I completely agree with them but I would put public investment as number one. By some estimates, there is about US$30 billion of public investment that has been planned, so a concerted effort needs to be made to expedite spending the money. That will really boost demand in the market, lead to employment generation, and foster overall economic activities.
 
Consumption is important as well. Given that inflation is now low and there is liquidity in the hands of people, domestic consumption needs to remain strong to offset the adverse impact of export-related activities.
 
So, I absolutely subscribe to the statement that the three items are the key drivers to help Việt Nam achieve the economic growth that we forecasted.
 
High interest rates in Việt Nam's key trading partners have depressed the demand for Vietnamese exports.
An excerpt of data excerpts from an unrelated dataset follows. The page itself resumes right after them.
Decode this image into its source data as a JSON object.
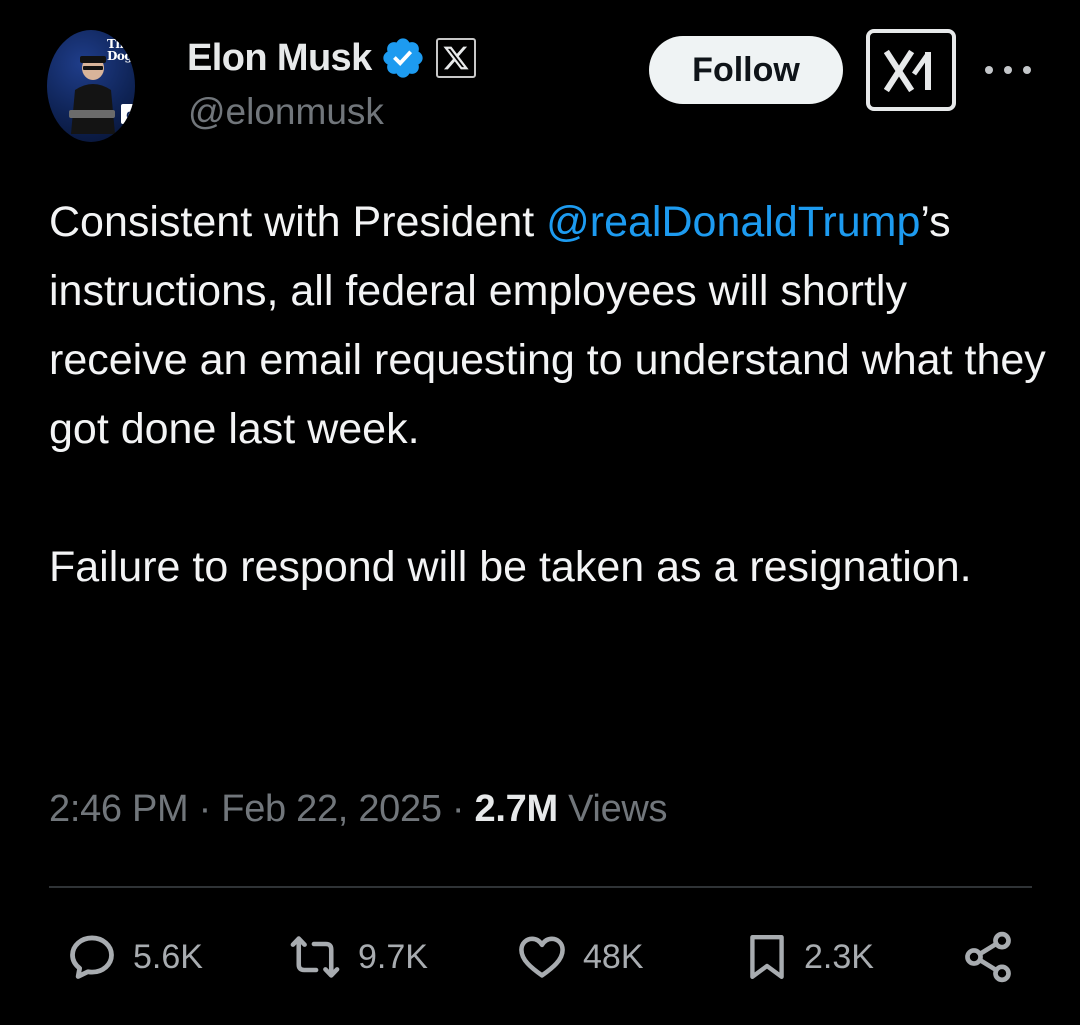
{
  "author": {
    "display_name": "Elon Musk",
    "handle": "@elonmusk",
    "avatar_text": "The Dogefa",
    "avatar_badge": "c"
  },
  "header": {
    "follow_label": "Follow"
  },
  "tweet": {
    "text_before_mention": "Consistent with President ",
    "mention": "@realDonaldTrump",
    "text_after_mention": "’s instructions, all federal employees will shortly receive an email requesting to understand what they got done last week.\n\nFailure to respond will be taken as a resignation."
  },
  "meta": {
    "time": "2:46 PM",
    "separator": " · ",
    "date": "Feb 22, 2025",
    "views_count": "2.7M",
    "views_label": "Views"
  },
  "actions": {
    "replies": "5.6K",
    "reposts": "9.7K",
    "likes": "48K",
    "bookmarks": "2.3K"
  },
  "icons": {
    "verified": "verified-badge-icon",
    "affiliate": "x-logo-icon",
    "xai": "xai-logo-icon",
    "more": "more-icon",
    "reply": "reply-icon",
    "repost": "repost-icon",
    "like": "heart-icon",
    "bookmark": "bookmark-icon",
    "share": "share-icon"
  },
  "colors": {
    "background": "#000000",
    "text": "#e7e9ea",
    "secondary_text": "#71767b",
    "link": "#1d9bf0",
    "verified": "#1d9bf0"
  }
}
What should the country do to hold ground commercially amid the headwinds?
 
It is a difficult situation because most of Việt Nam's key trading partners are actually following a tightening monetary policy. That is what they're expected to do under inflationary pressure, but it is impacting Việt Nam's competitiveness and subduing demand for Vietnamese goods.
 
On the other hand, Việt Nam's manufacturers are benefiting from the low costs of borrowing domestically, given the high level of liquidity in the market.
 
So, the country should continue to look for new niches where it can provide more value-added services. It should also try to diversify its export commodity base to more sectors so it can maintain its competitive edge in the international market.
 
More importantly, it should improve its competitiveness by streamlining its cost structure. And for that, the government plays a big role in terms of ensuring certainty for export-oriented private sector investors to come to Việt Nam and have access to a stable enabling environment and strong infrastructure.
 
Those are some of the steps that Việt Nam can take to diversify this product base and move up the value chain to actually offer more value-added services to the international market, alleviating the challenges that will be faced by the export sector.
 
Public debt to GDP has remained relatively stable in Việt Nam over the past few years. Do you think that would provide substantial fiscal headroom for public investment in the country?
 
The current public debt to GDP is about 38 per cent, whereas the stipulated target that the government has set for itself is within a 60 per cent range. So there is a significant amount of fiscal headroom that the government can deploy, by borrowing more and spending on public investment.
 
I see this as a strong opportunity to really push the agenda to spending on infrastructure and the social sector, including providing benefits for unemployment and initiating VAT cuts. I would suggest the government expedite the rollout of VAT cuts, and also extend their tenor to the end of 2024 to reinvigorate domestic consumption.
 
These are some of the fiscal measures that the government has at its disposal, given the fiscal headroom in terms of debt to GDP.